The corona, made up typically of ionized gases known as plasma, is shaped continually by the Sun’s ever-changing magnetic fields.
These magnetic structures create complex patterns, giving birth to phenomena like solar flares and coronal mass ejections.
Studying the Sun’s corona is made possible through specialized instruments like coronagraphs, which block out the bright light of the Sun’s surface to reveal the faint corona.
Solar eclipses also offer natural opportunities to observe the corona directly.
Data from the Solar Orbiter spacecraft, equipped with the Metis coronagraph, show that small disturbances within the corona grow as they move outward, leading to turbulent flow in space.
This turbulence, interestingly, begins in the corona, confirming long-held suspicions among scientists.
Turbulence in the solar wind affects how it is heated and how it travels through the solar system. It also influences how it interacts with the magnetic fields of planets and moons.
Daniel Müller describes that this new analysis provides the first-ever evidence for the onset of fully developed turbulence in the Sun’s corona.
Solar Orbiter’s Metis coronagraph was able to detect it very close to the Sun, closer than any spacecraft could approach the Sun and make local measurements.

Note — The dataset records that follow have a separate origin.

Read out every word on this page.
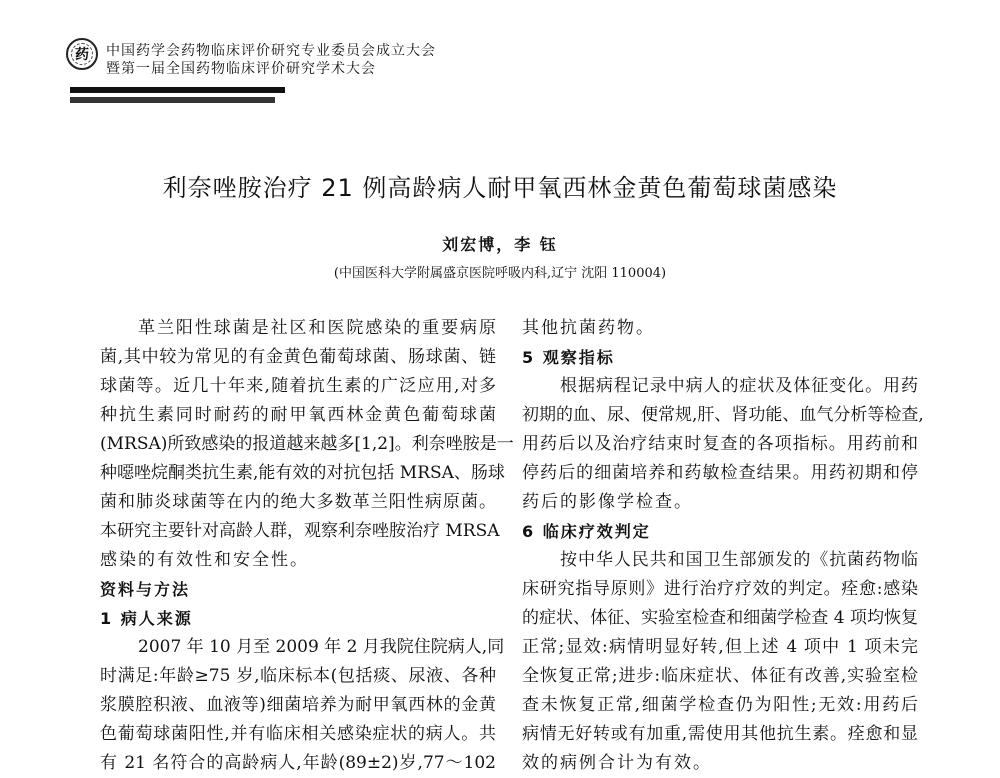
药	中国药学会药物临床评价研究专业委员会成立大会
暨第一届全国药物临床评价研究学术大会
利奈唑胺治疗 21 例高龄病人耐甲氧西林金黄色葡萄球菌感染
刘宏博，李 钰
(中国医科大学附属盛京医院呼吸内科,辽宁 沈阳 110004)
革兰阳性球菌是社区和医院感染的重要病原
菌,其中较为常见的有金黄色葡萄球菌、肠球菌、链
球菌等。近几十年来,随着抗生素的广泛应用,对多
种抗生素同时耐药的耐甲氧西林金黄色葡萄球菌
(MRSA)所致感染的报道越来越多[1,2]。利奈唑胺是一
种噁唑烷酮类抗生素,能有效的对抗包括 MRSA、肠球
菌和肺炎球菌等在内的绝大多数革兰阳性病原菌。
本研究主要针对高龄人群，观察利奈唑胺治疗 MRSA
感染的有效性和安全性。
资料与方法
1 病人来源
2007 年 10 月至 2009 年 2 月我院住院病人,同
时满足:年龄≥75 岁,临床标本(包括痰、尿液、各种
浆膜腔积液、血液等)细菌培养为耐甲氧西林的金黄
色葡萄球菌阳性,并有临床相关感染症状的病人。共
有 21 名符合的高龄病人,年龄(89±2)岁,77～102
其他抗菌药物。
5 观察指标
根据病程记录中病人的症状及体征变化。用药
初期的血、尿、便常规,肝、肾功能、血气分析等检查,
用药后以及治疗结束时复查的各项指标。用药前和
停药后的细菌培养和药敏检查结果。用药初期和停
药后的影像学检查。
6 临床疗效判定
按中华人民共和国卫生部颁发的《抗菌药物临
床研究指导原则》进行治疗疗效的判定。痊愈:感染
的症状、体征、实验室检查和细菌学检查 4 项均恢复
正常;显效:病情明显好转,但上述 4 项中 1 项未完
全恢复正常;进步:临床症状、体征有改善,实验室检
查未恢复正常,细菌学检查仍为阳性;无效:用药后
病情无好转或有加重,需使用其他抗生素。痊愈和显
效的病例合计为有效。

The Solar Orbiter mission, on October 12, 2022, captured detailed images of the corona from about 27 million miles away — less than a third of the distance between the Sun and Earth.
The Metis blocked direct sunlight and observed the fainter visible and ultraviolet light from the corona, providing clear images of its structure and dynamics.

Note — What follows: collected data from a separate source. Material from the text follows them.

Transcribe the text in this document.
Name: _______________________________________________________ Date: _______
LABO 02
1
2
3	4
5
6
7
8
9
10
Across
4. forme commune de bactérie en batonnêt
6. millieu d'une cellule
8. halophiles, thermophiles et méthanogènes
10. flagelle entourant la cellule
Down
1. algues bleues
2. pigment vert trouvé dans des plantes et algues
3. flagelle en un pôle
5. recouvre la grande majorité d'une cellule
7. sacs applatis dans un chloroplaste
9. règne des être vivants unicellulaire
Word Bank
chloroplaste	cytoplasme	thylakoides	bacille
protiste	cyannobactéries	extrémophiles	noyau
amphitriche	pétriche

The understanding of solar wind turbulence is crucial for predicting space weather, which can affect our satellites, communication systems, and power grids.
Turbulent solar wind can influence the strength and direction of space weather events, helping scientists better forecast their potential impacts.
In the above video captured by Metis, the Sun appears in the center with a ring of data around it showing variations in the corona’s brightness.
These variations indicate a change in the density of charged particles, demonstrating the turbulent movement of solar wind particles.
The video, which loops three times, shows how these particles behave in a jumbled manner as they leave the Sun. It was created by the European Space Agency (ESA).
“Metis observation of the onset of fully developed turbulence in the solar corona” by Daniele Telloni et al. was published today in Astrophysical Journal Letters.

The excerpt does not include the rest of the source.